Re: Missing MaterialPath support in reparameterize_path_by_child

From
Richard Guo
Date:

On Fri, Dec 2, 2022 at 8:49 PM Richard Guo <guofenglinux@gmail.com> wrote:
BTW, the code changes I'm using:

--- a/src/backend/optimizer/util/pathnode.c
+++ b/src/backend/optimizer/util/pathnode.c
@@ -3979,6 +3979,17 @@ reparameterize_path(PlannerInfo *root, Path *path,
                                       apath->path.parallel_aware,
                                       -1);
            }
+       case T_Material:
+           {
+               MaterialPath *matpath = (MaterialPath *) path;
+               Path         *spath = matpath->subpath;
+
+               spath = reparameterize_path(root, spath,
+                                           required_outer,
+                                           loop_count);
+
+               return (Path *) create_material_path(rel, spath);
+           }
 
BTW, the subpath needs to be checked if it is null after being
reparameterized, since it might be a path type that is not supported
yet.

--- a/src/backend/optimizer/util/pathnode.c
+++ b/src/backend/optimizer/util/pathnode.c
@@ -3979,6 +3979,19 @@ reparameterize_path(PlannerInfo *root, Path *path,
                                       apath->path.parallel_aware,
                                       -1);
            }
+       case T_Material:
+           {
+               MaterialPath *matpath = (MaterialPath *) path;
+               Path         *spath = matpath->subpath;
+
+               spath = reparameterize_path(root, spath,
+                                           required_outer,
+                                           loop_count);
+               if (spath == NULL)
+                   return NULL;
+
+               return (Path *) create_material_path(rel, spath);
+           }

Thanks
Richard

Re: Missing MaterialPath support in reparameterize_path_by_child

From
Tom Lane
Date:
Ashutosh Bapat <ashutosh.bapat.oss@gmail.com> writes:
> On Fri, Dec 2, 2022 at 8:25 AM Tom Lane <tgl@sss.pgh.pa.us> wrote:
>> Unfortunately, I don't have an example that produces such a
>> failure against HEAD.  It seems certain to me that such cases
>> exist, though, so I'd like to apply and back-patch the attached.

> From this comment, that I wrote back when I implemented that function,
> I wonder if we thought MaterialPath wouldn't appear on the inner side
> of nestloop join.
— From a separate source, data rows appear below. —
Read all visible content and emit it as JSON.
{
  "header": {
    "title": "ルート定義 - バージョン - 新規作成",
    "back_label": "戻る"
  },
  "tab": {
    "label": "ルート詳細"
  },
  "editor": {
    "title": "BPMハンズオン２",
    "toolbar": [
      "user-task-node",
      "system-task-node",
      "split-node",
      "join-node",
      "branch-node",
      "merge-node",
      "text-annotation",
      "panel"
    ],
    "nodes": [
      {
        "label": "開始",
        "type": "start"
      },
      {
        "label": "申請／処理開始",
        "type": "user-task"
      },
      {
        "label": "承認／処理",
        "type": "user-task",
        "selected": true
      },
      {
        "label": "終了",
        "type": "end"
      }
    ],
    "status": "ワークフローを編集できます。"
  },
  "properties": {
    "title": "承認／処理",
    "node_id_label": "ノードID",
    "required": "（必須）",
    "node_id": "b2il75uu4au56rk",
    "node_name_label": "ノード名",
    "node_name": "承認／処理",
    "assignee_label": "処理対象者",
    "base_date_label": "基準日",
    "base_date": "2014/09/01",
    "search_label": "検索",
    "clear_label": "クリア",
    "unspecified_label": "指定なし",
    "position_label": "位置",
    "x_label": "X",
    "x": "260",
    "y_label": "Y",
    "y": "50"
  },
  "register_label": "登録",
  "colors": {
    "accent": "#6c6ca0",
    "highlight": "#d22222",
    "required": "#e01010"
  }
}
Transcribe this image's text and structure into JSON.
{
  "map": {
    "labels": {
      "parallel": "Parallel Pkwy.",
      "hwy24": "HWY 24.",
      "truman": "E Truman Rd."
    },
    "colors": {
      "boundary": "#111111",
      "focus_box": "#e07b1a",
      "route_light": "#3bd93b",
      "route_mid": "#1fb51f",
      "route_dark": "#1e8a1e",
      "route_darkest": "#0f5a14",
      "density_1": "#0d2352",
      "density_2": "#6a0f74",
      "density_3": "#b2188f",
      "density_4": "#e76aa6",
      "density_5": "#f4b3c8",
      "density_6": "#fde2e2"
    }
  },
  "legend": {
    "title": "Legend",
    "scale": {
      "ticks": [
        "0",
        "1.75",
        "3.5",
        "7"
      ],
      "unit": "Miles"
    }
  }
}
But that can't be the case. Or probably we didn't
> find MaterialPath being there from our tests.
>      * This function is currently only applied to the inner side of a nestloop
>      * join that is being partitioned by the partitionwise-join code.  Hence,
>      * we need only support path types that plausibly arise in that context.
> But I think it's good to have MaterialPath there.

So thinking about this a bit: the reason it is okay if reparameterize_path
fails is that it's not fatal.  We just go on our way without making
a parameterized path for that appendrel.  However, if
reparameterize_path_by_child fails for every available child path,
we end up with "could not devise a query plan", because the
partitionwise-join code is brittle and won't tolerate failure
to build a parent-join path.  Seems like we should be willing to
fall back to a non-partitionwise join in that case.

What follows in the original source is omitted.